AI Data Cleaning Assistant
by deedeepratiwi
A production-style app that automates messy CSV cleanup: upload a file, profile it, generate AI-backed cleaning steps, apply deterministic transformations, and download a cleaned dataset with a human-readable report. Turns a repetitive, error-prone task into a repeatable pipeline with tests, an API, and Cloud Run deployment. LLM acts as planner, cleaning engine is deterministic for reliability.
An AI-powered data cleaning assistant that accepts CSV or Excel via web UI or API, analyzes dataset structure and data quality issues, generates cleaning suggestions using intelligent detection, and applies transformations deterministically. You get a cleaned dataset plus a human-readable report of what changed.

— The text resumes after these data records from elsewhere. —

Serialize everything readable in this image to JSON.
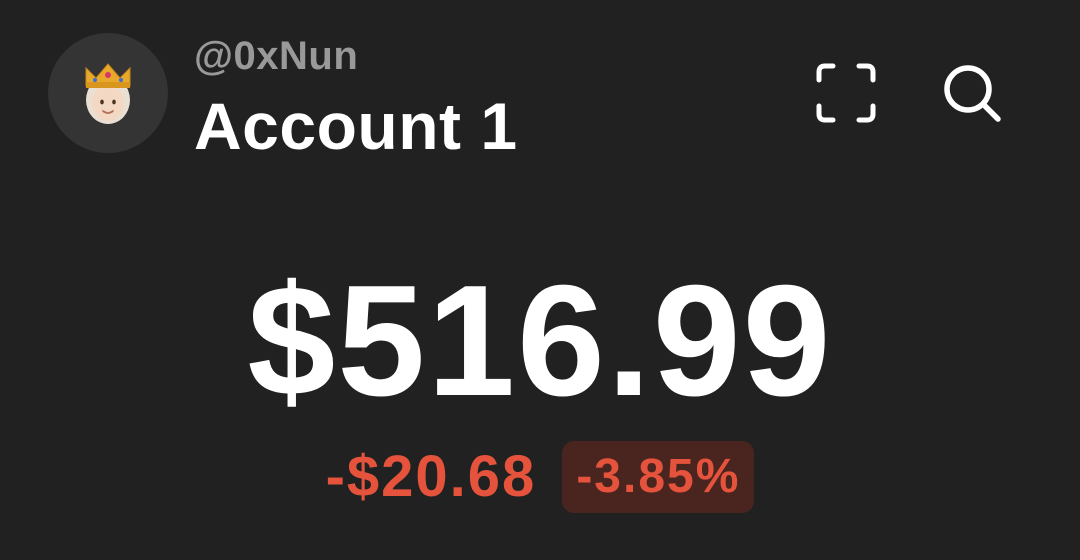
{
  "header": {
    "avatar_icon": "crowned-person-icon",
    "handle": "@0xNun",
    "account_name": "Account 1",
    "actions": [
      {
        "icon": "scan-icon"
      },
      {
        "icon": "search-icon"
      }
    ]
  },
  "balance": {
    "amount": "$516.99",
    "change_amount": "-$20.68",
    "change_percent": "-3.85%",
    "change_color": "#e5533c"
  }
}
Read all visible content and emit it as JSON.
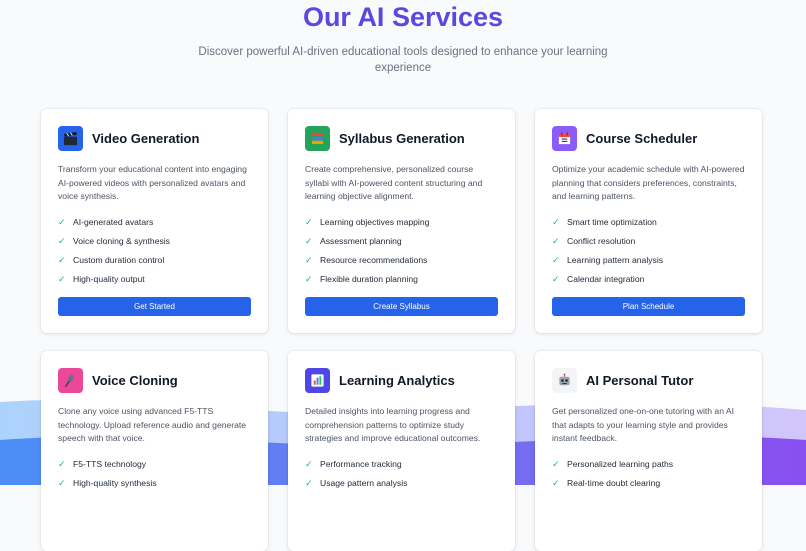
{
  "header": {
    "title": "Our AI Services",
    "subtitle": "Discover powerful AI-driven educational tools designed to enhance your learning experience"
  },
  "colors": {
    "title": "#5b48e0",
    "button": "#2563eb",
    "check": "#10b981"
  },
  "cards": [
    {
      "title": "Video Generation",
      "icon": "clapperboard-icon",
      "description": "Transform your educational content into engaging AI-powered videos with personalized avatars and voice synthesis.",
      "features": [
        "AI-generated avatars",
        "Voice cloning & synthesis",
        "Custom duration control",
        "High-quality output"
      ],
      "button": "Get Started"
    },
    {
      "title": "Syllabus Generation",
      "icon": "books-icon",
      "description": "Create comprehensive, personalized course syllabi with AI-powered content structuring and learning objective alignment.",
      "features": [
        "Learning objectives mapping",
        "Assessment planning",
        "Resource recommendations",
        "Flexible duration planning"
      ],
      "button": "Create Syllabus"
    },
    {
      "title": "Course Scheduler",
      "icon": "calendar-icon",
      "description": "Optimize your academic schedule with AI-powered planning that considers preferences, constraints, and learning patterns.",
      "features": [
        "Smart time optimization",
        "Conflict resolution",
        "Learning pattern analysis",
        "Calendar integration"
      ],
      "button": "Plan Schedule"
    },
    {
      "title": "Voice Cloning",
      "icon": "microphone-icon",
      "description": "Clone any voice using advanced F5-TTS technology. Upload reference audio and generate speech with that voice.",
      "features": [
        "F5-TTS technology",
        "High-quality synthesis"
      ]
    },
    {
      "title": "Learning Analytics",
      "icon": "bar-chart-icon",
      "description": "Detailed insights into learning progress and comprehension patterns to optimize study strategies and improve educational outcomes.",
      "features": [
        "Performance tracking",
        "Usage pattern analysis"
      ]
    },
    {
      "title": "AI Personal Tutor",
      "icon": "robot-icon",
      "description": "Get personalized one-on-one tutoring with an AI that adapts to your learning style and provides instant feedback.",
      "features": [
        "Personalized learning paths",
        "Real-time doubt clearing"
      ]
    }
  ]
}
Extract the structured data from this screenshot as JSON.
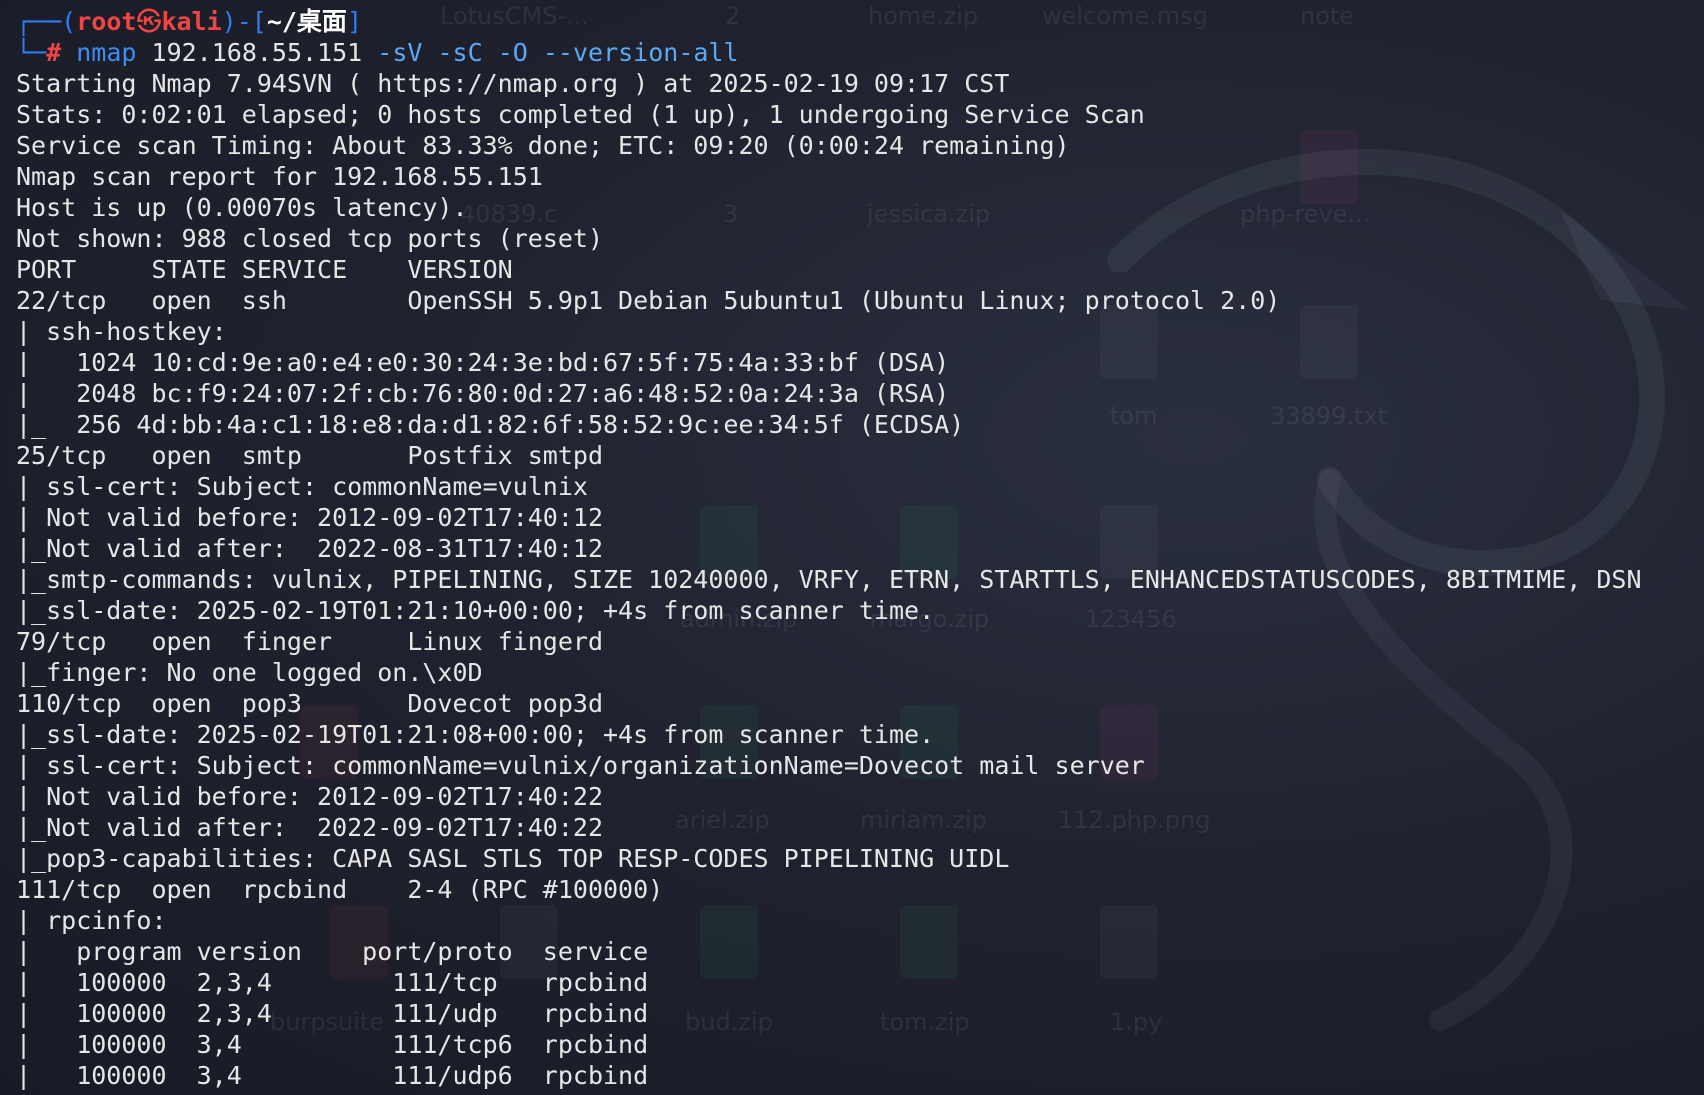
{
  "prompt": {
    "frame_open": "┌──(",
    "user": "root",
    "skull": "㉿",
    "host": "kali",
    "frame_mid": ")-[",
    "path": "~/桌面",
    "frame_close": "]",
    "frame_bottom": "└─",
    "hash": "#",
    "command": "nmap",
    "target": "192.168.55.151",
    "flags": "-sV -sC -O --version-all"
  },
  "output_lines": [
    "Starting Nmap 7.94SVN ( https://nmap.org ) at 2025-02-19 09:17 CST",
    "Stats: 0:02:01 elapsed; 0 hosts completed (1 up), 1 undergoing Service Scan",
    "Service scan Timing: About 83.33% done; ETC: 09:20 (0:00:24 remaining)",
    "Nmap scan report for 192.168.55.151",
    "Host is up (0.00070s latency).",
    "Not shown: 988 closed tcp ports (reset)",
    "PORT     STATE SERVICE    VERSION",
    "22/tcp   open  ssh        OpenSSH 5.9p1 Debian 5ubuntu1 (Ubuntu Linux; protocol 2.0)",
    "| ssh-hostkey: ",
    "|   1024 10:cd:9e:a0:e4:e0:30:24:3e:bd:67:5f:75:4a:33:bf (DSA)",
    "|   2048 bc:f9:24:07:2f:cb:76:80:0d:27:a6:48:52:0a:24:3a (RSA)",
    "|_  256 4d:bb:4a:c1:18:e8:da:d1:82:6f:58:52:9c:ee:34:5f (ECDSA)",
    "25/tcp   open  smtp       Postfix smtpd",
    "| ssl-cert: Subject: commonName=vulnix",
    "| Not valid before: 2012-09-02T17:40:12",
    "|_Not valid after:  2022-08-31T17:40:12",
    "|_smtp-commands: vulnix, PIPELINING, SIZE 10240000, VRFY, ETRN, STARTTLS, ENHANCEDSTATUSCODES, 8BITMIME, DSN",
    "|_ssl-date: 2025-02-19T01:21:10+00:00; +4s from scanner time.",
    "79/tcp   open  finger     Linux fingerd",
    "|_finger: No one logged on.\\x0D",
    "110/tcp  open  pop3       Dovecot pop3d",
    "|_ssl-date: 2025-02-19T01:21:08+00:00; +4s from scanner time.",
    "| ssl-cert: Subject: commonName=vulnix/organizationName=Dovecot mail server",
    "| Not valid before: 2012-09-02T17:40:22",
    "|_Not valid after:  2022-09-02T17:40:22",
    "|_pop3-capabilities: CAPA SASL STLS TOP RESP-CODES PIPELINING UIDL",
    "111/tcp  open  rpcbind    2-4 (RPC #100000)",
    "| rpcinfo: ",
    "|   program version    port/proto  service",
    "|   100000  2,3,4        111/tcp   rpcbind",
    "|   100000  2,3,4        111/udp   rpcbind",
    "|   100000  3,4          111/tcp6  rpcbind",
    "|   100000  3,4          111/udp6  rpcbind"
  ],
  "desktop_labels": [
    "LotusCMS-...",
    "2",
    "home.zip",
    "welcome.msg",
    "note",
    "40839.c",
    "3",
    "jessica.zip",
    "php-reve...",
    "tom",
    "33899.txt",
    "admin.zip",
    "margo.zip",
    "123456",
    "ariel.zip",
    "miriam.zip",
    "112.php.png",
    "burpsuite",
    "bud.zip",
    "tom.zip",
    "1.py"
  ],
  "colors": {
    "background": "#1b1f2c",
    "text": "#e6e6e6",
    "prompt_frame": "#2f7cf6",
    "prompt_user": "#f04545",
    "command": "#3f8cf2",
    "flags": "#5aa9f7"
  }
}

Why it's useful: Raw tabular data is often messy: inconsistent column names, missing values, mixed types, duplicates. This project turns that into a repeatable pipeline: the LLM acts as a planner (suggesting what to do), while the cleaning engine is deterministic and testable. The repo includes unit tests, integration tests, E2E tests (Playwright), OpenAPI-first design, Docker, and deployment to Google Cloud Run.
Features: Column standardization (snake_case), non-value detection (ERROR/UNKNOWN → NaN), string normalization, smart type casting (numeric, datetime), duplicate removal, null handling, ID-column protection. The system uses MCP-style boundaries: structured JSON in/out between the LLM and the execution layer.
Tech stack: FastAPI (Python), React + TypeScript, OpenAI-compatible LLM, Pandas, SQLite/Postgres, OpenAPI, Docker, GitHub Actions, GCP Cloud Run.